Il gip di Genova Paola Faggioni respinse la richiesta di revoca della misura chiesta dal suo avvocato perchè  scriveva “è evidente, anche alla luce dei recenti sviluppi investigativi, la permanenza del pericolo che l’indagato possa reiterare analoghe condotte – peraltro ritenute pienamente legittime e corrette dal predetto – in vista delle prossime competizioni elettorali regionali del 2025 (o di ulteriori eventuali competizioni elettorali), per le quali aveva, peraltro, già iniziato la relativa raccolta di fondi” (F. Q. | 14 GIUGNO 2024).

I giudici del Tribunale del Riesame di Genova, ancora oggi, lo hanno ribadito e respinto l’istanza di revoca degli arresti domiciliari.

Nel suo appello al Riesame contro la decisione, l’avvocato Savi aveva scritto che, in caso di liberazione, Toti non avrebbe più chiesto o ricevuto finanziamenti elettorali da imprenditori interessandosi nel frattempo alle loro pratiche, pur negando che quelle condotte costituissero reato.

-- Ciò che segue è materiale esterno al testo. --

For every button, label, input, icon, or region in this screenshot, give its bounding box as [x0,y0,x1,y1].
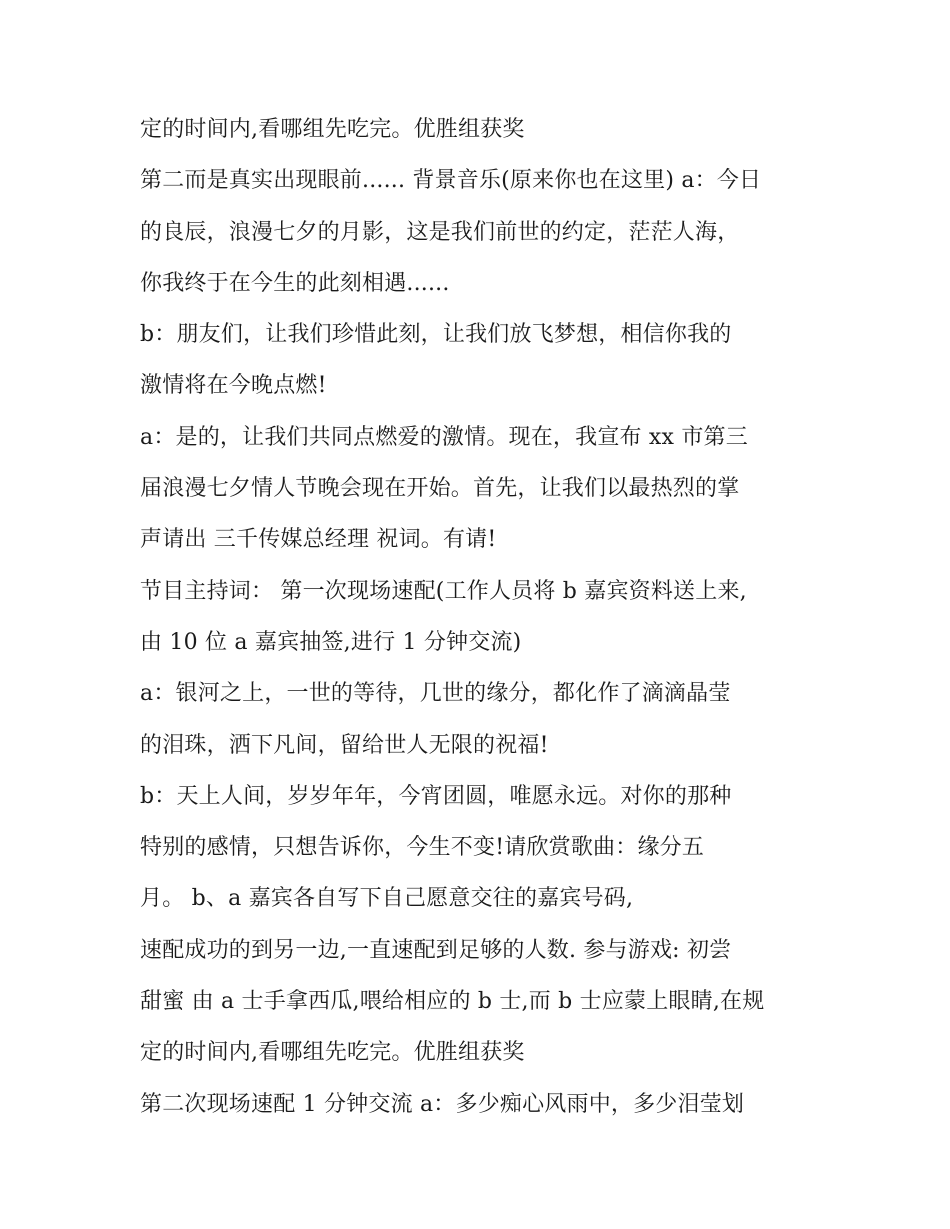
text-line: 月。 b、a 嘉宾各自写下自己愿意交往的嘉宾号码, [140,886,634,912]
text-line: 定的时间内,看哪组先吃完。优胜组获奖 [140,117,525,142]
text-line: b：朋友们，让我们珍惜此刻，让我们放飞梦想，相信你我的 [140,322,732,348]
text-line: a：是的，让我们共同点燃爱的激情。现在，我宣布 xx 市第三 [140,424,748,450]
text-line: 届浪漫七夕情人节晚会现在开始。首先，让我们以最热烈的掌 [140,476,740,502]
text-line: 的良辰，浪漫七夕的月影，这是我们前世的约定，茫茫人海， [140,219,740,245]
text-line: 甜蜜 由 a 士手拿西瓜,喂给相应的 b 士,而 b 士应蒙上眼睛,在规 [140,989,765,1015]
text-line: b：天上人间，岁岁年年，今宵团圆，唯愿永远。对你的那种 [140,783,732,809]
text-line: 的泪珠，洒下凡间，留给世人无限的祝福! [140,732,549,758]
text-line: 特别的感情，只想告诉你，今生不变!请欣赏歌曲：缘分五 [140,835,705,861]
text-line: 速配成功的到另一边,一直速配到足够的人数. 参与游戏: 初尝 [140,937,732,963]
text-line: 节目主持词： 第一次现场速配(工作人员将 b 嘉宾资料送上来, [140,578,747,604]
text-line: 第二而是真实出现眼前...... 背景音乐(原来你也在这里) a：今日 [140,168,762,194]
text-line: 第二次现场速配 1 分钟交流 a：多少痴心风雨中，多少泪莹划 [140,1091,745,1117]
document-body [140,108,820,1134]
text-line: 定的时间内,看哪组先吃完。优胜组获奖 [140,1040,525,1066]
text-line: 由 10 位 a 嘉宾抽签,进行 1 分钟交流) [140,629,522,655]
text-line: 激情将在今晚点燃! [140,373,327,399]
text-line: 你我终于在今生的此刻相遇...... [140,270,450,296]
text-line: 声请出 三千传媒总经理 祝词。有请! [140,527,497,553]
text-line: a：银河之上，一世的等待，几世的缘分，都化作了滴滴晶莹 [140,681,731,707]
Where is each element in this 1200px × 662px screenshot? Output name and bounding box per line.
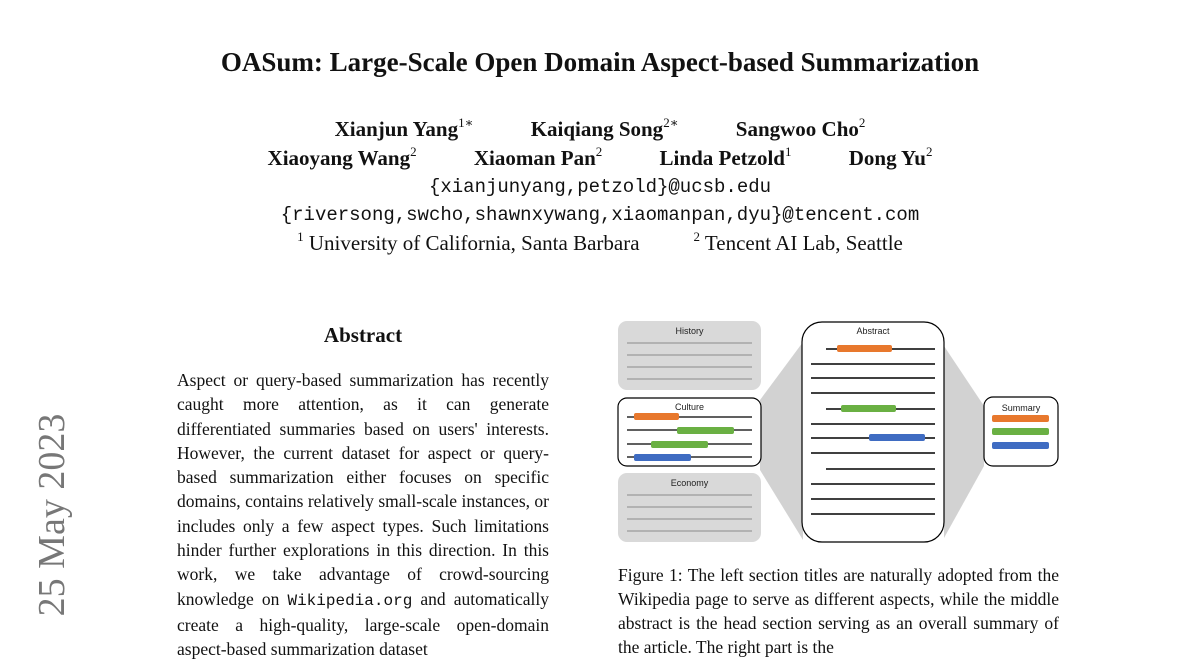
summary-bar-orange [992, 415, 1049, 422]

Secondo i giudici Massimo Cusatti, Marina Orsini e Luisa Avanzino, però, il governatore potrebbe reiterare il delitto proprio “in quanto ha dimostrato di non aver compreso appieno la natura delle accuse”((F. Q. | 11 LUGLIO 2024) 

Il governatore resiste e non si dimette e la Liguria continua ad essere amministrata da un presidente agli arresti domiciliari.